Ambon (ANTARA) - Aksi bom bunuh diri sepasang suami-isteri pada salah satu tempat ibadah di Kota Makassar, Sulsel pada Minggu (28/3) memang cukup mengejutkan.
Dalam situasi kamtibmas yang kondusif secara nasional, masih saja ada aksi-aksi sekelompok orang berhaluan radikal melakukan tindakan nekad menghabisi diri sendiri dengan target mencederai, bahkan ingin membunuh orang lain.
Peristiwa nekad seperti ini menggambarkan masih ada kelompok-kelompok kecil tertentu di masyarakat yang anti-Pancasila serta intoleran dan selalu menyusun agenda melakukan tindakan radikal serta teror.
Ketua Forum Komunikasi Penanggulangan Terorisme Maluku, Abdul Rauf menyebutkan, paham radikalisme seperti gunung berapi, di mana tidak ada yang mengetahui pasti kapan gunung itu akan meletus, kecuali mereka-mereka yang merancang kejahatan tersebut.

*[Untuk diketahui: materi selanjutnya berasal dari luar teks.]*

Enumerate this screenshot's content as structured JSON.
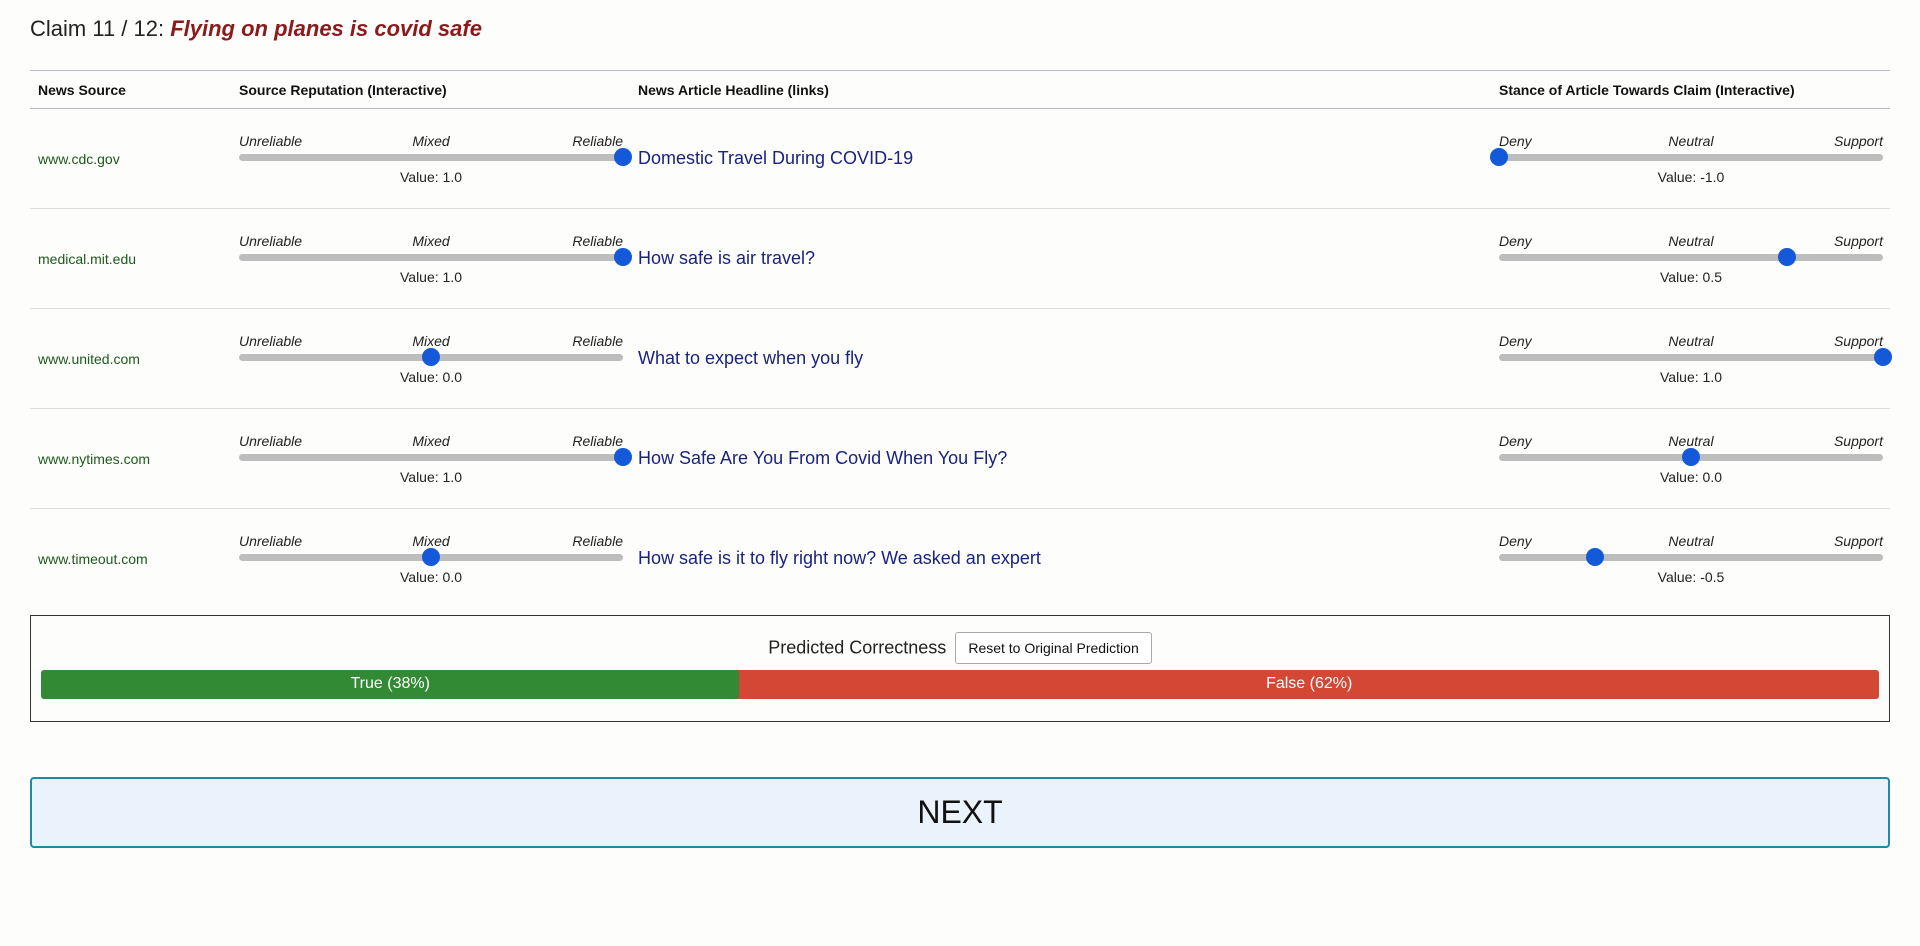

"Saat ini mereka yang terpapar paham radikal kian bertambah, dan hingga saat ini ada empat belas warga Maluku yang terindikasi ekstrim memiliki pemahaman sangat berbahaya," ungkap Rauf dalam sebuah dialog publik bertajuk paham radikalisme dan anti-Pancasila terhadap stabilitas keamanan di wilayah Maluku.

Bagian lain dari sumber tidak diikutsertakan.